Much of Jesper Just’s practice is concentrated on the question of imagery and representation—how do we create imagery, and inversely how does this imagery contribute to our understanding of our bodies, expectations, identites, social conventions, and even our sense of self. Working primarily between the mediums of film, photography and installation, Jesper Just incorporates movement, performance, sound, and elegant visual symbolism. These all come to create a deeply interactive and immersive environment.
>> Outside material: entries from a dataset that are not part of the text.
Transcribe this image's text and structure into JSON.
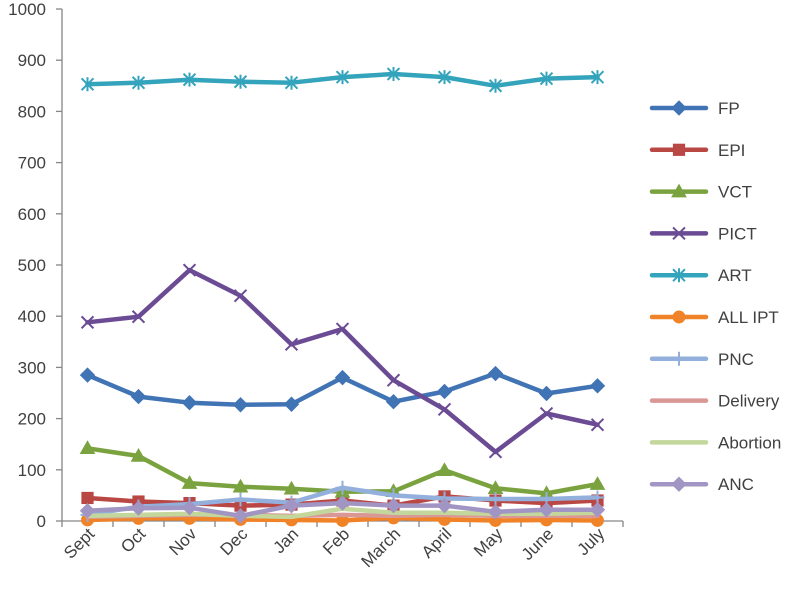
{
  "chart_data": {
    "type": "line",
    "categories": [
      "Sept",
      "Oct",
      "Nov",
      "Dec",
      "Jan",
      "Feb",
      "March",
      "April",
      "May",
      "June",
      "July"
    ],
    "ylim": [
      0,
      1000
    ],
    "yticks": [
      0,
      100,
      200,
      300,
      400,
      500,
      600,
      700,
      800,
      900,
      1000
    ],
    "ytick_labels": [
      "0",
      "100",
      "200",
      "300",
      "400",
      "500",
      "600",
      "700",
      "800",
      "900",
      "1000"
    ],
    "grid": false,
    "legend_position": "right",
    "series": [
      {
        "name": "FP",
        "color": "#4174b4",
        "marker": "diamond",
        "values": [
          285,
          243,
          231,
          227,
          228,
          280,
          233,
          253,
          288,
          249,
          264
        ]
      },
      {
        "name": "EPI",
        "color": "#b94744",
        "marker": "square",
        "values": [
          45,
          38,
          35,
          30,
          32,
          40,
          30,
          48,
          40,
          35,
          40
        ]
      },
      {
        "name": "VCT",
        "color": "#7aa23e",
        "marker": "triangle",
        "values": [
          142,
          127,
          74,
          67,
          63,
          57,
          58,
          99,
          64,
          54,
          72
        ]
      },
      {
        "name": "PICT",
        "color": "#6b4b93",
        "marker": "x",
        "values": [
          388,
          399,
          490,
          440,
          345,
          375,
          275,
          218,
          135,
          210,
          188
        ]
      },
      {
        "name": "ART",
        "color": "#34a3bc",
        "marker": "star",
        "values": [
          853,
          856,
          862,
          858,
          856,
          867,
          873,
          867,
          850,
          864,
          867
        ]
      },
      {
        "name": "ALL IPT",
        "color": "#f08228",
        "marker": "circle",
        "values": [
          2,
          5,
          5,
          3,
          2,
          1,
          6,
          3,
          1,
          2,
          1
        ]
      },
      {
        "name": "PNC",
        "color": "#93b0dd",
        "marker": "plus",
        "values": [
          12,
          28,
          33,
          42,
          36,
          65,
          50,
          44,
          43,
          43,
          46
        ]
      },
      {
        "name": "Delivery",
        "color": "#d99795",
        "marker": "none",
        "values": [
          8,
          10,
          12,
          12,
          10,
          12,
          10,
          12,
          10,
          10,
          10
        ]
      },
      {
        "name": "Abortion",
        "color": "#c3d69b",
        "marker": "none",
        "values": [
          10,
          12,
          14,
          10,
          8,
          24,
          16,
          16,
          14,
          14,
          16
        ]
      },
      {
        "name": "ANC",
        "color": "#a195c3",
        "marker": "diamond",
        "values": [
          20,
          25,
          26,
          10,
          30,
          35,
          30,
          30,
          18,
          22,
          22
        ]
      }
    ]
  }
}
Jesper Just’s narratives are conceptually and visually diverse, however Just deliberately leaves certain contextual elements vague and ambiguous. In so doing, Just invites us to explore the spaces he has created which walk the balance of feeling both foreign and familiar at the same time, shifting our focus.

Jesper Just (b. 1974, Denmark) has shown extensively around the world, representing Denmark at the 55th Venice Biennale in 2013, and with other notable solo exhibitions at Palais de Tokyo (Paris), Den Haag (The Hague), Des Moines Art Centre (Des Moines), BALTIC Centre for Contemporary Art (Gateshead), ARoS (Aarhus), the National Museum of Modern and Contemporary Art (South Korea), as well as with the Perform15 performance biennial in Times Square (New York). In 2017, Just worked alongside the Royal Danish Ballet to create an original composition. In 2018, he opened another ballet with the American Ballet Theatre at Brooklyn Academy of Music (New York). His work can be found in the public collections of the Metropolitan Museum of Art (New York), the Guggenheim Museum (New York), Museum of Modern Art (New York), Tate Modern (London), Museum of Contemporary Art Kiasma (Helsinki), Musée d’Art Moderne (Luxembourg), Moderna Museet (Stockholm), the National Museum of Modern and Contemporary Art (Seoul), the National Gallery of Denmark (Copenhagen), Arken Museum (Ishøj), ARoS (Aarhus), Louisiana Museum of Modern Art (Humlebæk) and Heart Herning Museum of Contemporary Art (Herning) among many others.